Tuchman is an expert's expert and one of the best teachers I've come across. If this were a complete review I could go on for paragraphs about what she did right in this book. All the glowing comments made online about this book are true and I can't add much to them. But I'm going to talk about the one thing she missed. In the middle of the book she describes in detail a story related by a 14th-century writer named La Tour Landry about a husband whose wife was mistreated and killed by strangers, and the husband cuts up her body into twelve pieces and sends them to his friends to call them to come and attack the strangers. Tuchman uses this story to typify the 14th century -- and she is right that it tells us a lot about the 14th century -- but the story doesn't come from the 14th century. Its details (down to the twelve pieces) are taken from the story of the Levite's concubine at the end of the book of Judges, and the 14th century author must have derived them from that text, which apparently he knew better than us (I only know it thanks to Frank Spina's Weter lecture about that story a few years back!). The story is wholly appropriate to the societal breakdown and rampant evil in the 14th century -- but it was also appropriate to the time of ancient Israel before the kings, when "every man did what was right in his own eyes." Tuchman doesn't show any sign of recognizing this obscure and violent story as originally scriptural. I just wonder what happens if we realize that the 14th century is a distant mirror of the time of Israel's judges as well as our own time. It actually makes the story of the Levite's concubine make more sense to me, if there are times, awful times, in history when society really gets to that point, and if the 14th century was not entirely unique.

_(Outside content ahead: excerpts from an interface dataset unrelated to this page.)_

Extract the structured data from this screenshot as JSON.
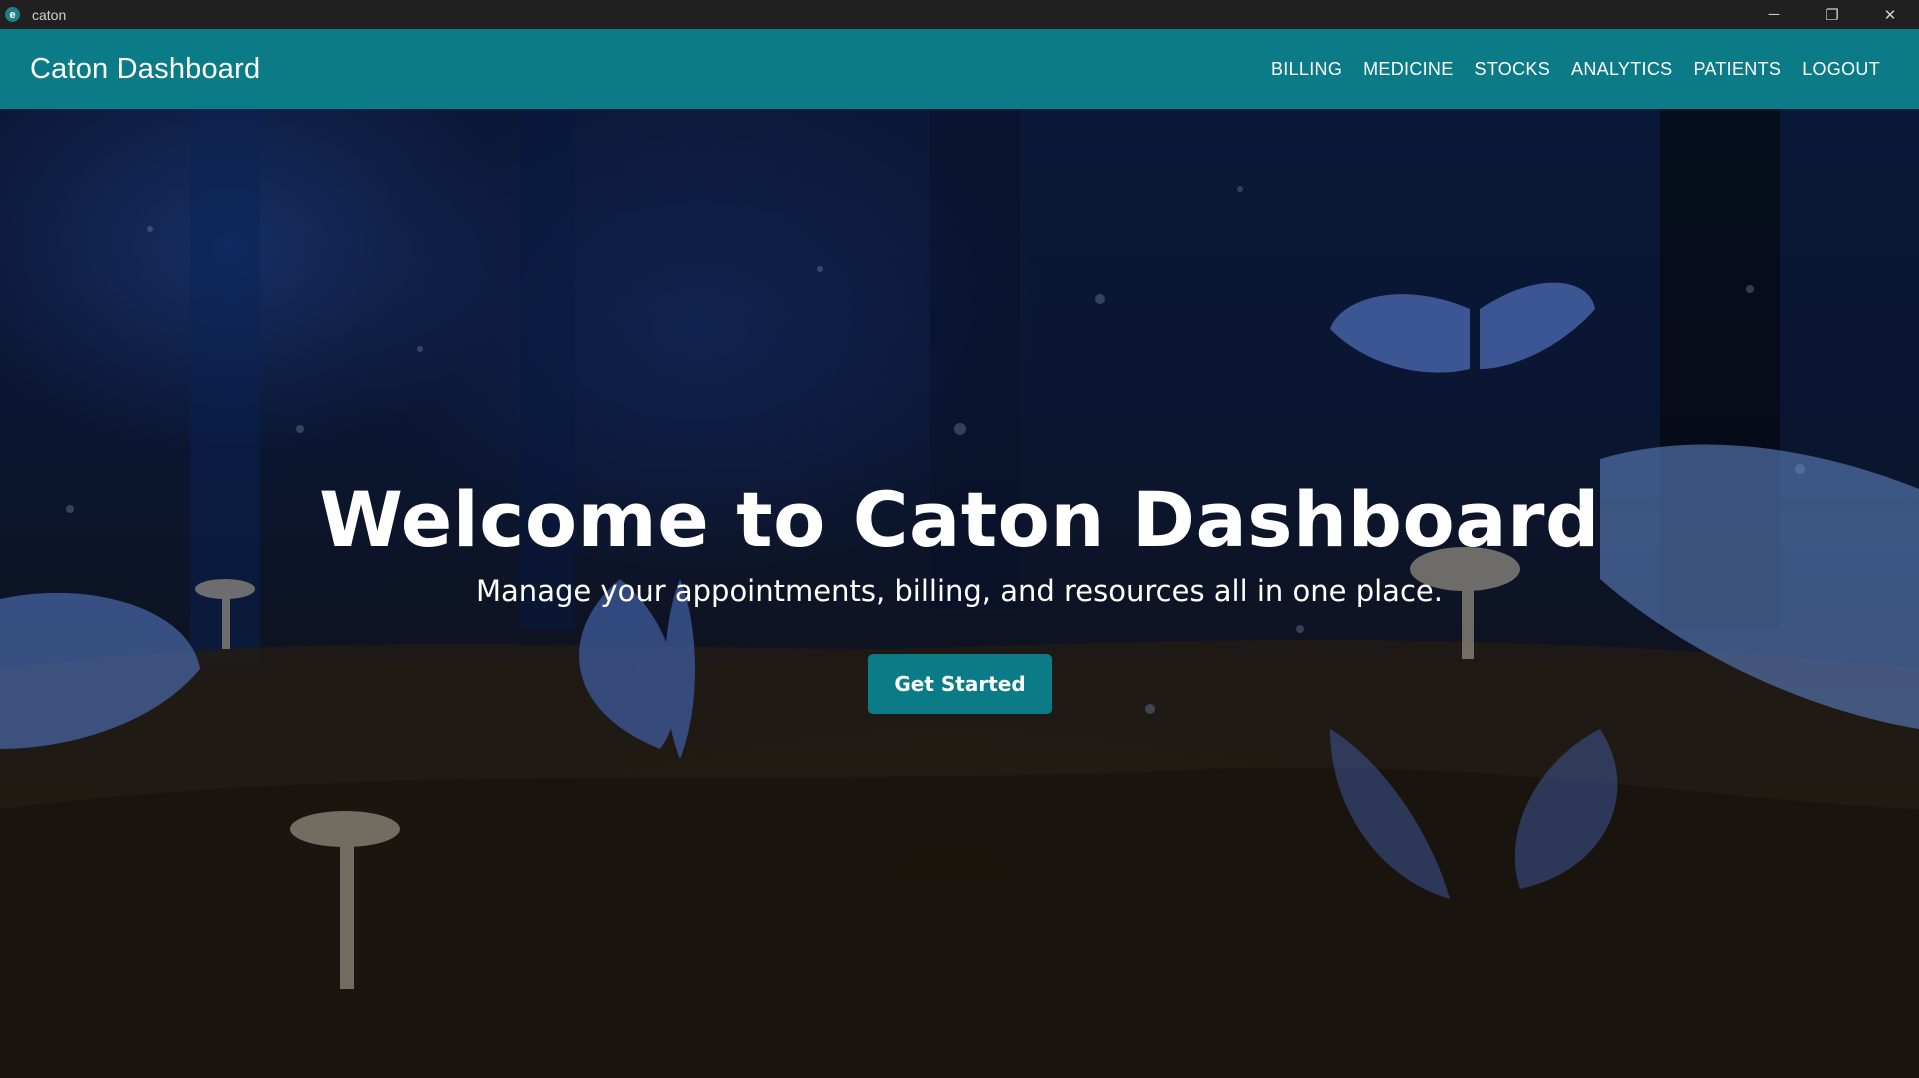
{
  "window": {
    "title": "caton",
    "app_icon_glyph": "e",
    "controls": {
      "minimize": "─",
      "restore": "❐",
      "close": "✕"
    }
  },
  "navbar": {
    "brand": "Caton Dashboard",
    "links": [
      "BILLING",
      "MEDICINE",
      "STOCKS",
      "ANALYTICS",
      "PATIENTS",
      "LOGOUT"
    ],
    "background": "#0a7b87"
  },
  "hero": {
    "title": "Welcome to Caton Dashboard",
    "subtitle": "Manage your appointments, billing, and resources all in one place.",
    "cta_label": "Get Started",
    "background_description_icon": "forest-butterflies-mushrooms-image"
  }
}
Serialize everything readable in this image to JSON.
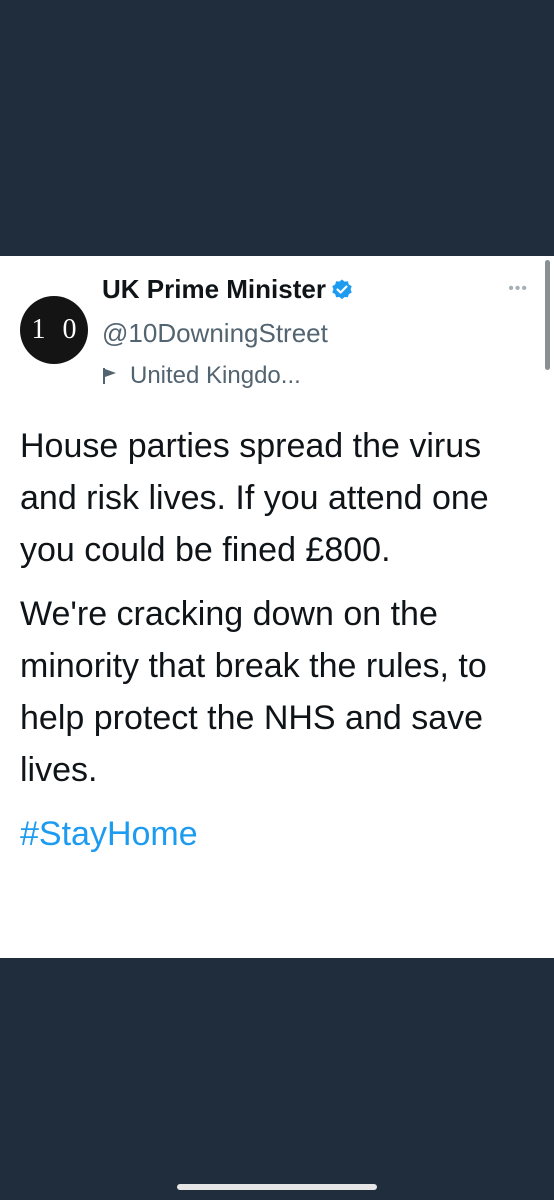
{
  "tweet": {
    "avatar_text": "1 0",
    "display_name": "UK Prime Minister",
    "handle": "@10DowningStreet",
    "location": "United Kingdo...",
    "paragraph_1": "House parties spread the virus and risk lives. If you attend one you could be fined £800.",
    "paragraph_2": "We're cracking down on the minority that break the rules, to help protect the NHS and save lives.",
    "hashtag": "#StayHome",
    "more_label": "•••"
  },
  "colors": {
    "background": "#1f2d3d",
    "card": "#ffffff",
    "text": "#0f1419",
    "secondary_text": "#536471",
    "link": "#1d9bf0",
    "verified": "#1d9bf0"
  },
  "icons": {
    "verified": "verified-badge-icon",
    "location": "flag-icon",
    "more": "more-options-icon"
  }
}
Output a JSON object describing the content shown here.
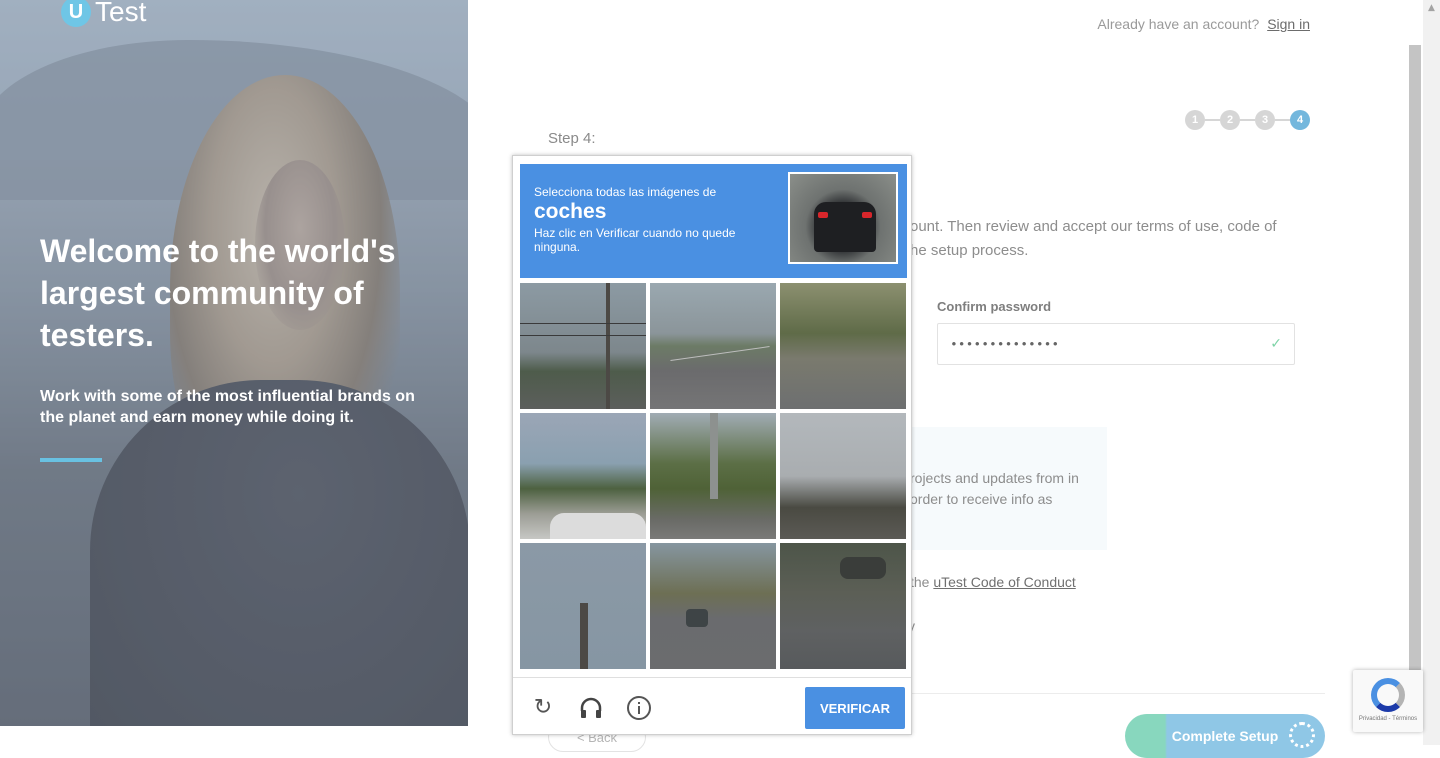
{
  "brand": {
    "logo_letter": "U",
    "name": "Test"
  },
  "hero": {
    "title": "Welcome to the world's largest community of testers.",
    "subtitle": "Work with some of the most influential brands on the planet and earn money while doing it."
  },
  "header": {
    "already_text": "Already have an account?",
    "sign_in": "Sign in"
  },
  "steps": {
    "labels": [
      "1",
      "2",
      "3",
      "4"
    ],
    "active": 4,
    "current_label": "Step 4:"
  },
  "form": {
    "description_line1": "ount. Then review and accept our terms of use, code of",
    "description_line2": "he setup process.",
    "confirm_password_label": "Confirm password",
    "confirm_password_value": "••••••••••••••",
    "info_text": "rojects and updates from in order to receive info as",
    "conduct_prefix": "the ",
    "conduct_link": "uTest Code of Conduct",
    "fragment": "y",
    "back_label": "< Back",
    "complete_label": "Complete Setup"
  },
  "captcha": {
    "instruction": "Selecciona todas las imágenes de",
    "target": "coches",
    "hint": "Haz clic en Verificar cuando no quede ninguna.",
    "verify_label": "VERIFICAR",
    "icons": [
      "reload-icon",
      "audio-icon",
      "info-icon"
    ]
  },
  "recaptcha_badge": {
    "terms": "Privacidad - Términos"
  },
  "colors": {
    "accent": "#4a90e2",
    "step_active": "#73b7dd",
    "brand": "#6fc6e6"
  }
}
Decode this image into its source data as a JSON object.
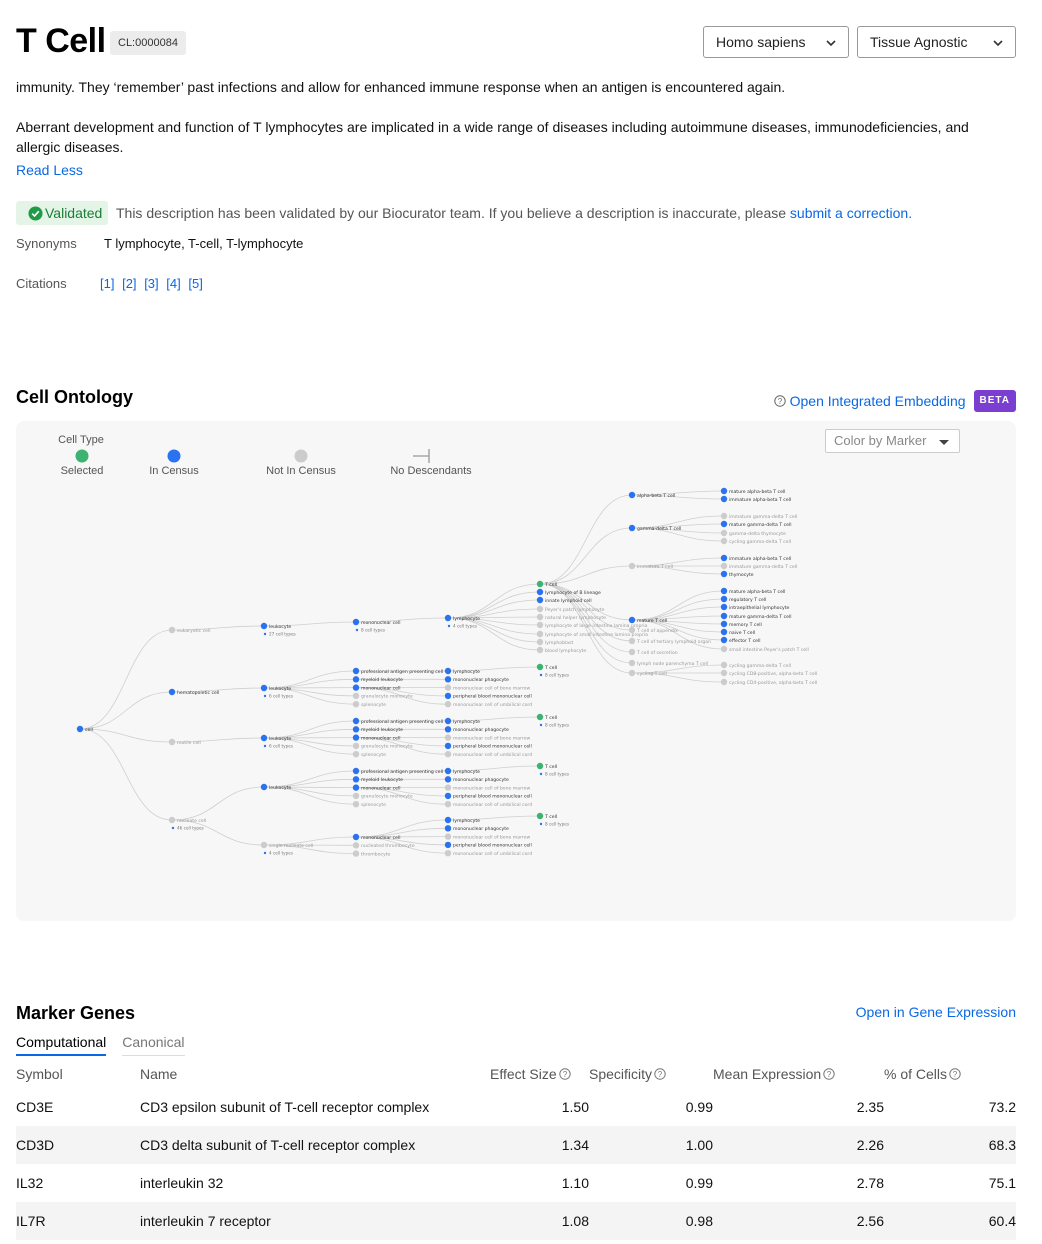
{
  "header": {
    "title": "T Cell",
    "cl_id": "CL:0000084",
    "species": "Homo sapiens",
    "tissue": "Tissue Agnostic"
  },
  "description": {
    "para1_tail": "immunity. They ‘remember’ past infections and allow for enhanced immune response when an antigen is encountered again.",
    "para2": "Aberrant development and function of T lymphocytes are implicated in a wide range of diseases including autoimmune diseases, immunodeficiencies, and allergic diseases.",
    "read_less": "Read Less",
    "validated_label": "Validated",
    "validated_text": "This description has been validated by our Biocurator team. If you believe a description is inaccurate, please",
    "correction_link": "submit a correction."
  },
  "meta": {
    "synonyms_label": "Synonyms",
    "synonyms_value": "T lymphocyte, T-cell, T-lymphocyte",
    "citations_label": "Citations",
    "citations": [
      "[1]",
      "[2]",
      "[3]",
      "[4]",
      "[5]"
    ]
  },
  "ontology": {
    "title": "Cell Ontology",
    "embedding_link": "Open Integrated Embedding",
    "beta": "BETA",
    "legend": {
      "cell_type": "Cell Type",
      "selected": "Selected",
      "in_census": "In Census",
      "not_in_census": "Not In Census",
      "no_descendants": "No Descendants"
    },
    "color_by": "Color by Marker",
    "colors": {
      "selected": "#3cb371",
      "in_census": "#2a72f0",
      "not_in_census": "#cccccc"
    },
    "nodes": {
      "cell": "cell",
      "eukaryotic": "eukaryotic cell",
      "hematopoietic": "hematopoietic cell",
      "motile": "motile cell",
      "nucleate": "nucleate cell",
      "nucleate_sub": "46 cell types",
      "leukocyte": "leukocyte",
      "leukocyte_sub": "27 cell types",
      "leukocyte_short_sub": "6 cell types",
      "mononuclear": "mononuclear cell",
      "mononuclear_sub": "8 cell types",
      "lymphocyte": "lymphocyte",
      "lymphocyte_sub": "4 cell types",
      "single_nucleate": "single nucleate cell",
      "single_nucleate_sub": "4 cell types",
      "t_cell": "T cell",
      "t_cell_sub": "8 cell types",
      "level2": [
        "professional antigen presenting cell",
        "myeloid leukocyte",
        "mononuclear cell",
        "granulocyte monocyte",
        "splenocyte"
      ],
      "level3": [
        "lymphocyte",
        "mononuclear phagocyte",
        "mononuclear cell of bone marrow",
        "peripheral blood mononuclear cell",
        "mononuclear cell of umbilical cord"
      ],
      "level3_single": [
        "mononuclear cell",
        "nucleated thrombocyte",
        "thrombocyte"
      ],
      "lymph_children": [
        "T cell",
        "lymphocyte of B lineage",
        "innate lymphoid cell",
        "Peyer's patch lymphocyte",
        "natural helper lymphocyte",
        "lymphocyte of large intestine lamina propria",
        "lymphocyte of small intestine lamina propria",
        "lymphoblast",
        "blood lymphocyte"
      ],
      "t_children": [
        "alpha-beta T cell",
        "gamma-delta T cell",
        "immature T cell",
        "mature T cell",
        "T cell of appendix",
        "T cell of tertiary lymphoid organ",
        "T cell of secretion",
        "lymph node parenchyma T cell",
        "cycling T cell"
      ],
      "ab_children": [
        "mature alpha-beta T cell",
        "immature alpha-beta T cell"
      ],
      "gd_children": [
        "immature gamma-delta T cell",
        "mature gamma-delta T cell",
        "gamma-delta thymocyte",
        "cycling gamma-delta T cell"
      ],
      "imm_children": [
        "immature alpha-beta T cell",
        "immature gamma-delta T cell",
        "thymocyte"
      ],
      "mature_children": [
        "mature alpha-beta T cell",
        "regulatory T cell",
        "intraepithelial lymphocyte",
        "mature gamma-delta T cell",
        "memory T cell",
        "naive T cell",
        "effector T cell",
        "small intestine Peyer's patch T cell"
      ],
      "cycling_children": [
        "cycling gamma-delta T cell",
        "cycling CD8-positive, alpha-beta T cell",
        "cycling CD4-positive, alpha-beta T cell"
      ]
    }
  },
  "marker_genes": {
    "title": "Marker Genes",
    "gene_expression_link": "Open in Gene Expression",
    "tabs": [
      "Computational",
      "Canonical"
    ],
    "columns": [
      "Symbol",
      "Name",
      "Effect Size",
      "Specificity",
      "Mean Expression",
      "% of Cells"
    ],
    "rows": [
      {
        "symbol": "CD3E",
        "name": "CD3 epsilon subunit of T-cell receptor complex",
        "effect": "1.50",
        "spec": "0.99",
        "mean": "2.35",
        "pct": "73.2"
      },
      {
        "symbol": "CD3D",
        "name": "CD3 delta subunit of T-cell receptor complex",
        "effect": "1.34",
        "spec": "1.00",
        "mean": "2.26",
        "pct": "68.3"
      },
      {
        "symbol": "IL32",
        "name": "interleukin 32",
        "effect": "1.10",
        "spec": "0.99",
        "mean": "2.78",
        "pct": "75.1"
      },
      {
        "symbol": "IL7R",
        "name": "interleukin 7 receptor",
        "effect": "1.08",
        "spec": "0.98",
        "mean": "2.56",
        "pct": "60.4"
      }
    ]
  }
}
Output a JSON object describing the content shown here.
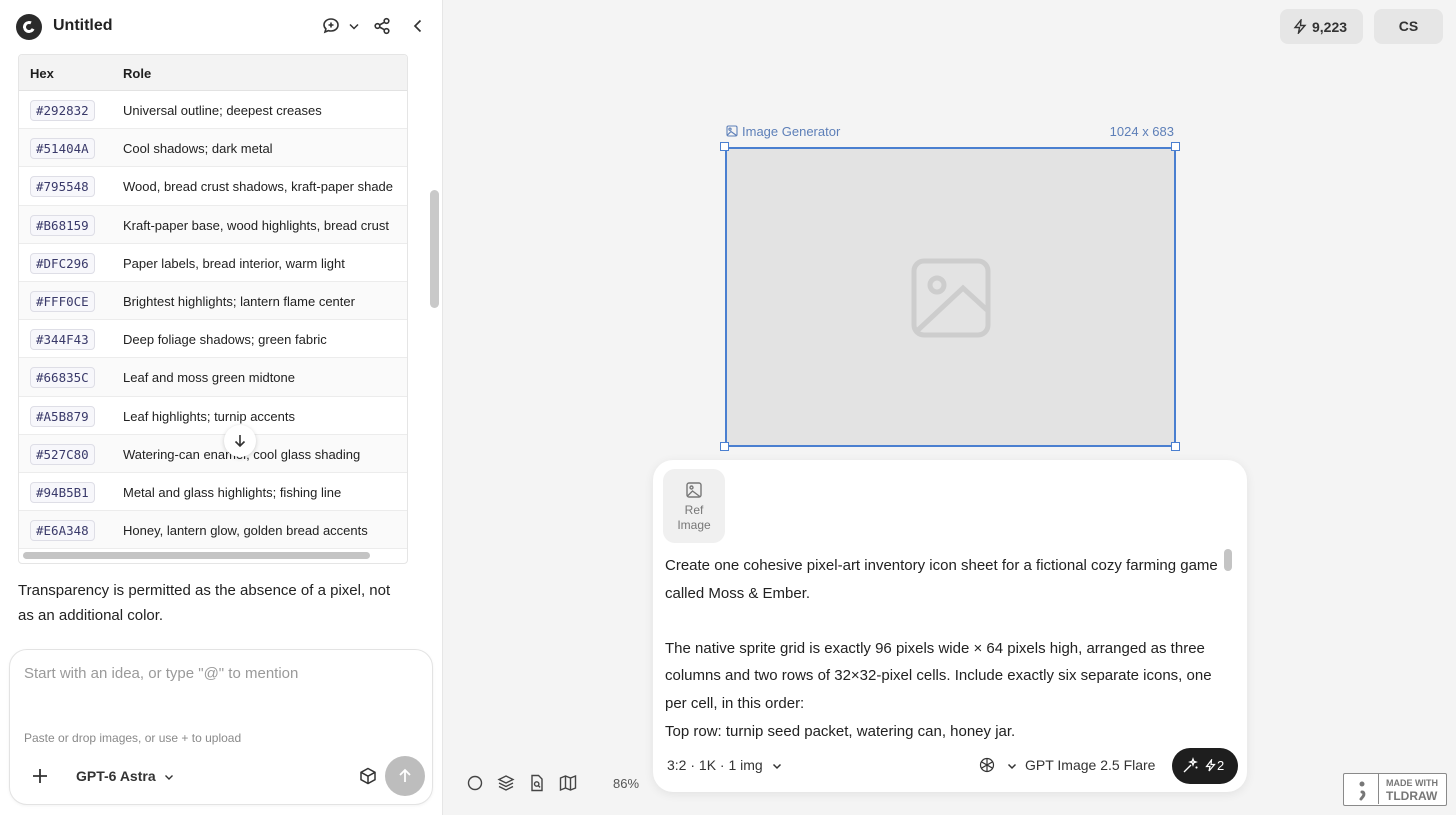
{
  "header": {
    "title": "Untitled"
  },
  "palette_table": {
    "columns": [
      "Hex",
      "Role"
    ],
    "rows": [
      {
        "hex": "#292832",
        "role": "Universal outline; deepest creases"
      },
      {
        "hex": "#51404A",
        "role": "Cool shadows; dark metal"
      },
      {
        "hex": "#795548",
        "role": "Wood, bread crust shadows, kraft-paper shade"
      },
      {
        "hex": "#B68159",
        "role": "Kraft-paper base, wood highlights, bread crust"
      },
      {
        "hex": "#DFC296",
        "role": "Paper labels, bread interior, warm light"
      },
      {
        "hex": "#FFF0CE",
        "role": "Brightest highlights; lantern flame center"
      },
      {
        "hex": "#344F43",
        "role": "Deep foliage shadows; green fabric"
      },
      {
        "hex": "#66835C",
        "role": "Leaf and moss green midtone"
      },
      {
        "hex": "#A5B879",
        "role": "Leaf highlights; turnip accents"
      },
      {
        "hex": "#527C80",
        "role": "Watering-can enamel; cool glass shading"
      },
      {
        "hex": "#94B5B1",
        "role": "Metal and glass highlights; fishing line"
      },
      {
        "hex": "#E6A348",
        "role": "Honey, lantern glow, golden bread accents"
      }
    ]
  },
  "message": {
    "transparency_note": "Transparency is permitted as the absence of a pixel, not as an additional color."
  },
  "chat": {
    "placeholder": "Start with an idea, or type \"@\" to mention",
    "hint": "Paste or drop images, or use + to upload",
    "model": "GPT-6 Astra"
  },
  "top_right": {
    "credits": "9,223",
    "user_initials": "CS"
  },
  "frame": {
    "label": "Image Generator",
    "size": "1024 x 683"
  },
  "generator": {
    "ref_label_1": "Ref",
    "ref_label_2": "Image",
    "prompt_p1": "Create one cohesive pixel-art inventory icon sheet for a fictional cozy farming game called Moss & Ember.",
    "prompt_p2": "The native sprite grid is exactly 96 pixels wide × 64 pixels high, arranged as three columns and two rows of 32×32-pixel cells. Include exactly six separate icons, one per cell, in this order:",
    "prompt_p3": "Top row: turnip seed packet, watering can, honey jar.",
    "settings": "3:2 · 1K · 1 img",
    "model": "GPT Image 2.5 Flare",
    "generate_cost": "2"
  },
  "canvas": {
    "zoom": "86%"
  },
  "watermark": {
    "line1": "MADE WITH",
    "line2": "TLDRAW"
  },
  "colors": {
    "accent": "#4a7fd0",
    "frame_fill": "#e3e3e3",
    "button_dark": "#1e1e1e"
  }
}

It's not that this book is lacking in those kind of connections, because there simply isn't room for them. This book is an incredible example of how to write history and it's the reader's job to make connections with other centuries. But this story and this type of century was already old when Jesus walked the earth, and I have to think that his life can offer us solution and salvation to even the darkest centuries that humans can devise. So in the end, this gruesome story, because it is retold in the 14th century, paradoxically gives me hope, hope that the horrible things that happen are not new under the sun, and that God is not surprised by man's depravity -- and that somehow these old, old stories and sayings can reshape us into a people who are shaped by that same God and called out from the messes we keep getting into on our own.

The book review is: excellent work of history, and the connection I made to the book of Judges is only possible because Tuchman did such a good job.